Dans ce débat, on retrouve en fait les mêmes arguments que sur l'élection du président de la République au suffrage universel direct, à laquelle seule une partie de la gauche s'est convertie. En commission des lois, le député-maire du 18e Daniel Vaillant a d'ailleurs dénoncé une «vision bonapartiste de la société et de la République» tandis que le chef de file du Front de gauche à Paris, Ian Brossat, a dénoncé une «course à la personnalisation à outrance, [qui] gomme les projets et efface la réflexion collective pour ne les réduire qu’à un petit casting façon télé sans réalité».
Une vision de la capitale qui a ses racines dans l'attitude de la gauche quand elle était l'opposition municipale: «Au moment de la loi PLM de 1982, son objectif était d'affaiblir Jacques Chirac, alors maire de Paris: dans un premier temps, le texte proposait vingt arrondissements qui étaient quasiment des communes, avec considérablement plus de pouvoirs qu'aujourd'hui», explique Matthieu Jeanne.
Cela laminerait l'opposition
Largement battue en 2008, la droite compte néanmoins 63 sièges au Conseil de Paris, contre 99 pour la gauche: un sort plus enviable que celui de l'opposition dans la plupart des villes de France.
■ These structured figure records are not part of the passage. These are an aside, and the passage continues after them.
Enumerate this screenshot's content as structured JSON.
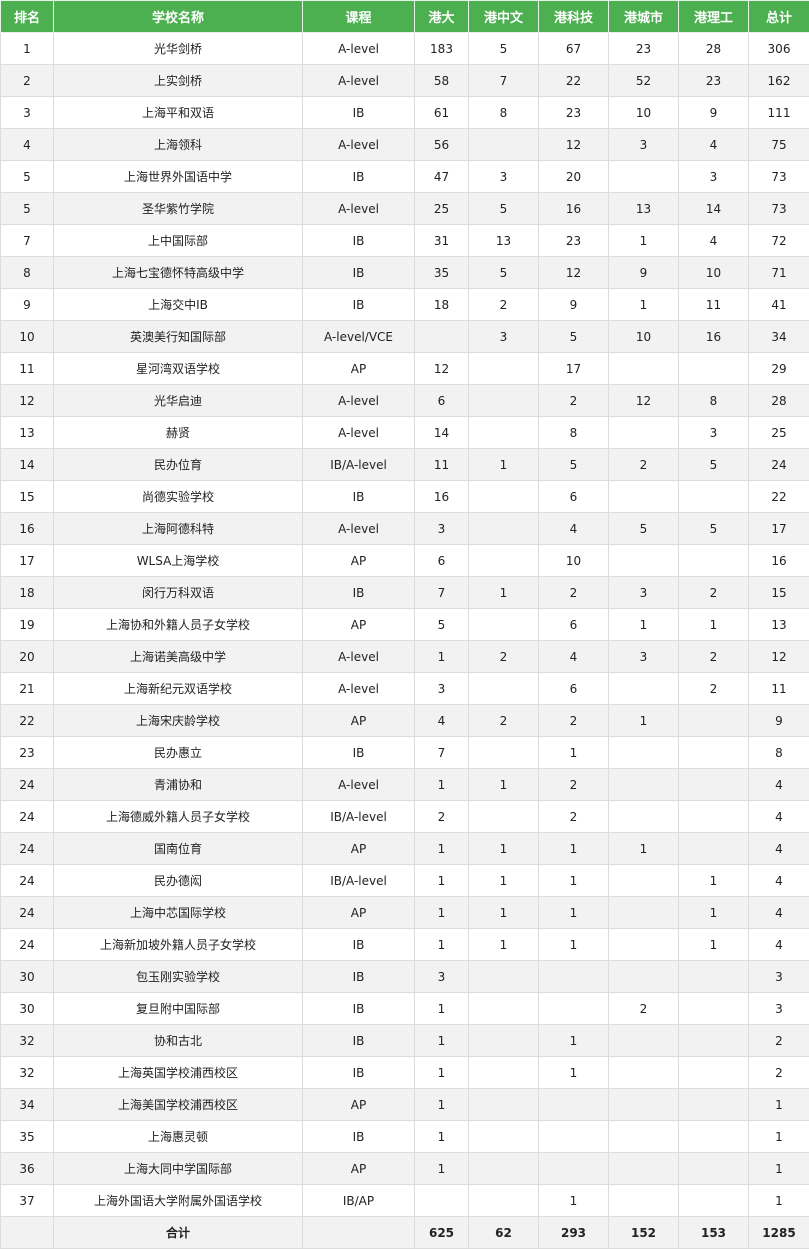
{
  "colors": {
    "header_bg": "#4caf50",
    "header_text": "#ffffff",
    "alt_row_bg": "#f2f2f2",
    "border": "#dcdcdc"
  },
  "table": {
    "headers": [
      "排名",
      "学校名称",
      "课程",
      "港大",
      "港中文",
      "港科技",
      "港城市",
      "港理工",
      "总计"
    ],
    "rows": [
      [
        "1",
        "光华剑桥",
        "A-level",
        "183",
        "5",
        "67",
        "23",
        "28",
        "306"
      ],
      [
        "2",
        "上实剑桥",
        "A-level",
        "58",
        "7",
        "22",
        "52",
        "23",
        "162"
      ],
      [
        "3",
        "上海平和双语",
        "IB",
        "61",
        "8",
        "23",
        "10",
        "9",
        "111"
      ],
      [
        "4",
        "上海领科",
        "A-level",
        "56",
        "",
        "12",
        "3",
        "4",
        "75"
      ],
      [
        "5",
        "上海世界外国语中学",
        "IB",
        "47",
        "3",
        "20",
        "",
        "3",
        "73"
      ],
      [
        "5",
        "圣华紫竹学院",
        "A-level",
        "25",
        "5",
        "16",
        "13",
        "14",
        "73"
      ],
      [
        "7",
        "上中国际部",
        "IB",
        "31",
        "13",
        "23",
        "1",
        "4",
        "72"
      ],
      [
        "8",
        "上海七宝德怀特高级中学",
        "IB",
        "35",
        "5",
        "12",
        "9",
        "10",
        "71"
      ],
      [
        "9",
        "上海交中IB",
        "IB",
        "18",
        "2",
        "9",
        "1",
        "11",
        "41"
      ],
      [
        "10",
        "英澳美行知国际部",
        "A-level/VCE",
        "",
        "3",
        "5",
        "10",
        "16",
        "34"
      ],
      [
        "11",
        "星河湾双语学校",
        "AP",
        "12",
        "",
        "17",
        "",
        "",
        "29"
      ],
      [
        "12",
        "光华启迪",
        "A-level",
        "6",
        "",
        "2",
        "12",
        "8",
        "28"
      ],
      [
        "13",
        "赫贤",
        "A-level",
        "14",
        "",
        "8",
        "",
        "3",
        "25"
      ],
      [
        "14",
        "民办位育",
        "IB/A-level",
        "11",
        "1",
        "5",
        "2",
        "5",
        "24"
      ],
      [
        "15",
        "尚德实验学校",
        "IB",
        "16",
        "",
        "6",
        "",
        "",
        "22"
      ],
      [
        "16",
        "上海阿德科特",
        "A-level",
        "3",
        "",
        "4",
        "5",
        "5",
        "17"
      ],
      [
        "17",
        "WLSA上海学校",
        "AP",
        "6",
        "",
        "10",
        "",
        "",
        "16"
      ],
      [
        "18",
        "闵行万科双语",
        "IB",
        "7",
        "1",
        "2",
        "3",
        "2",
        "15"
      ],
      [
        "19",
        "上海协和外籍人员子女学校",
        "AP",
        "5",
        "",
        "6",
        "1",
        "1",
        "13"
      ],
      [
        "20",
        "上海诺美高级中学",
        "A-level",
        "1",
        "2",
        "4",
        "3",
        "2",
        "12"
      ],
      [
        "21",
        "上海新纪元双语学校",
        "A-level",
        "3",
        "",
        "6",
        "",
        "2",
        "11"
      ],
      [
        "22",
        "上海宋庆龄学校",
        "AP",
        "4",
        "2",
        "2",
        "1",
        "",
        "9"
      ],
      [
        "23",
        "民办惠立",
        "IB",
        "7",
        "",
        "1",
        "",
        "",
        "8"
      ],
      [
        "24",
        "青浦协和",
        "A-level",
        "1",
        "1",
        "2",
        "",
        "",
        "4"
      ],
      [
        "24",
        "上海德威外籍人员子女学校",
        "IB/A-level",
        "2",
        "",
        "2",
        "",
        "",
        "4"
      ],
      [
        "24",
        "国南位育",
        "AP",
        "1",
        "1",
        "1",
        "1",
        "",
        "4"
      ],
      [
        "24",
        "民办德闳",
        "IB/A-level",
        "1",
        "1",
        "1",
        "",
        "1",
        "4"
      ],
      [
        "24",
        "上海中芯国际学校",
        "AP",
        "1",
        "1",
        "1",
        "",
        "1",
        "4"
      ],
      [
        "24",
        "上海新加坡外籍人员子女学校",
        "IB",
        "1",
        "1",
        "1",
        "",
        "1",
        "4"
      ],
      [
        "30",
        "包玉刚实验学校",
        "IB",
        "3",
        "",
        "",
        "",
        "",
        "3"
      ],
      [
        "30",
        "复旦附中国际部",
        "IB",
        "1",
        "",
        "",
        "2",
        "",
        "3"
      ],
      [
        "32",
        "协和古北",
        "IB",
        "1",
        "",
        "1",
        "",
        "",
        "2"
      ],
      [
        "32",
        "上海英国学校浦西校区",
        "IB",
        "1",
        "",
        "1",
        "",
        "",
        "2"
      ],
      [
        "34",
        "上海美国学校浦西校区",
        "AP",
        "1",
        "",
        "",
        "",
        "",
        "1"
      ],
      [
        "35",
        "上海惠灵顿",
        "IB",
        "1",
        "",
        "",
        "",
        "",
        "1"
      ],
      [
        "36",
        "上海大同中学国际部",
        "AP",
        "1",
        "",
        "",
        "",
        "",
        "1"
      ],
      [
        "37",
        "上海外国语大学附属外国语学校",
        "IB/AP",
        "",
        "",
        "1",
        "",
        "",
        "1"
      ]
    ],
    "total": [
      "",
      "合计",
      "",
      "625",
      "62",
      "293",
      "152",
      "153",
      "1285"
    ]
  }
}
Dans les communes à circonscription unique, la liste qui arrive en tête au second tour dans une configuration de duel remporte en effet automatiquement 50% des sièges, plus une part des sièges restants à la proportionnelle –soit au moins 50% de 50%, et donc au moins 75% des sièges au total.
A Paris, dans le cadre d'un scrutin global, une liste battue avec 45% des voix (score de la droite à la présidentielle 2012 dans la capitale) ne remporterait ainsi que 36 sièges contre 127 pour la majorité... C'est pourquoi la note de Think Tank Different préconise d'ailleurs –contrairement à l'UMP parisienne– de n'attribuer automatiquement «que» 25% des sièges à la liste majoritaire.
Pourquoi ça va attendre 2020 (au mieux)
Parce que le texte est incomplet...
«Ce texte n'a pas de cohérence, il faut proposer le même argument pour Lyon et Marseille», pointait Pascal Popelin à propos de la proposition de l'UMP à la veille du débat. En vertu de la loi PLM, ces deux villes appliquent en effet le même système électoral que Paris, par arrondissement à Lyon, par «secteurs» regroupant deux arrondissements à Marseille.
Difficile d'imaginer qu'on institue une élection à circonscription unique à Paris, comme dans la plupart des grandes villes françaises, sans le faire dans deux villes moins peuplées. Il faudra donc réformer trois villes en même temps. Avec trois fois plus de polémiques politiques à la clef?
...et trop tardif
Davantage encore que sur le fond, le PS s'opposait au tempo de cette proposition de réforme. «J'ai l'impression qu'il y a une tradition à l'UMP qui consiste à vouloir changer les règles à quelques mois de l'élection. Je note que, de 2007 à 2012, l'ancienne majorité n'a pas jugé opportun d'inscrire une telle démarche à l'agenda», notait Pascal Popelin.
Sa camarade de parti Juliette Méadel, directrice générale du think tank Terra Nova et élue du 14e, estime elle qu'une élection du maire de Paris dans le cadre d'une circonscription globale constituerait une réforme «bénéfique à la démocratie locale» en période de «crise de la représentation», mais craignait que la polémique sur la proximité des élections ne contribue à «enterrer» l'idée. «Si on y croit vraiment, on ne le fait pas maintenant», concluait-elle mardi.
Jean-Marie Pottier
Initialement publié mercredi 10 juillet, jour de l'ouverture du débat au Parlement, cet article a été actualisé, jeudi 11, au lendemain de l'adoption de la proposition de loi PS.